Sometimes, the OAuth provider may throw an error message instead of allowing the OAuth dance to complete successfully. If so, Flask-Dance will redirect the user just as though the dance did complete successfully, so it is crucial to provide feedback to the user by hooking into the oauth_error signal.

@app.route("/logout")
@login_required
def logout():
    logout_user()
    flash("You have logged out")
    return redirect(url_for("index"))

@app.route("/")
def index():
    return render_template("home.html")

This code sets up some routes for our application: a logout route, so that users can choose to log out of their user account, and an index route, so that there’s something to see in the application.

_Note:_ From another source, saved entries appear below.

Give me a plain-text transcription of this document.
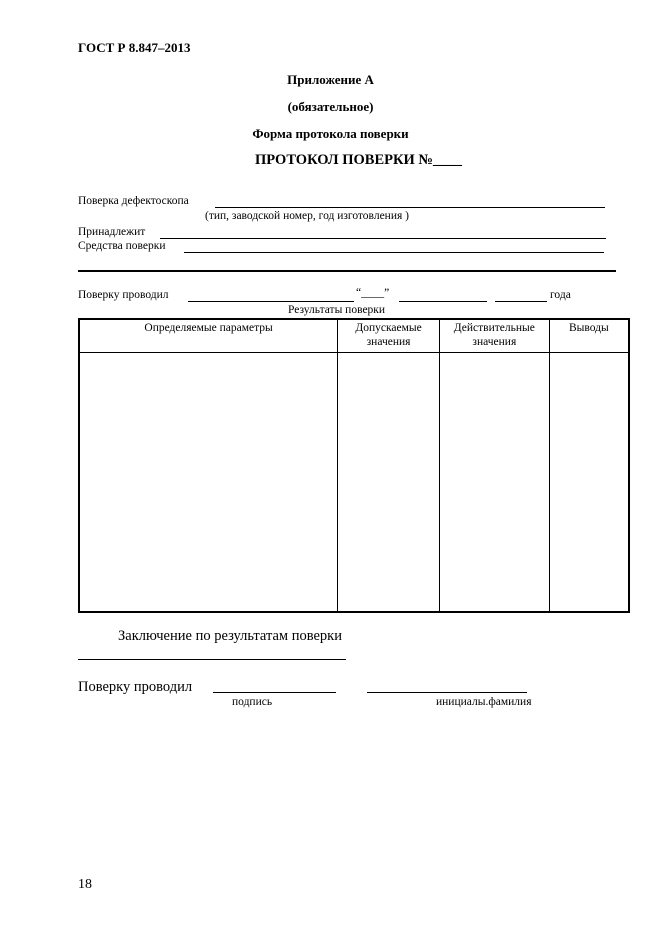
ГОСТ Р 8.847–2013
Приложение А
(обязательное)
Форма протокола поверки
ПРОТОКОЛ ПОВЕРКИ №____
Поверка дефектоскопа
(тип, заводской номер, год изготовления )
Принадлежит
Средства поверки
Поверку проводил	“____”	года
Результаты поверки
Определяемые параметры	Допускаемые значения	Действительные значения	Выводы

Заключение по результатам поверки
Поверку проводил
подпись	инициалы.фамилия
18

# hook up extensions to app
db.init_app(app)
login_manager.init_app(app)

Since we set up the Flask-SQLAlchemy and Flask-Login extensions initally without passing the application object, we have to pass the app to them after they’ve been fully configured. This is called the application factory pattern.

if __name__ == "__main__":
    if "--setup" in sys.argv:
        with app.app_context():
            db.create_all()
            db.session.commit()
            print("Database tables created")
    else:
        app.run(debug=True)

We need a way to set up the database tables before the application is run, so this code checks for a --setup flag when running the code, and if so it sets up the database tables instead of running the application. Note that the application is running in debug mode – be sure to turn this off before running your application in production!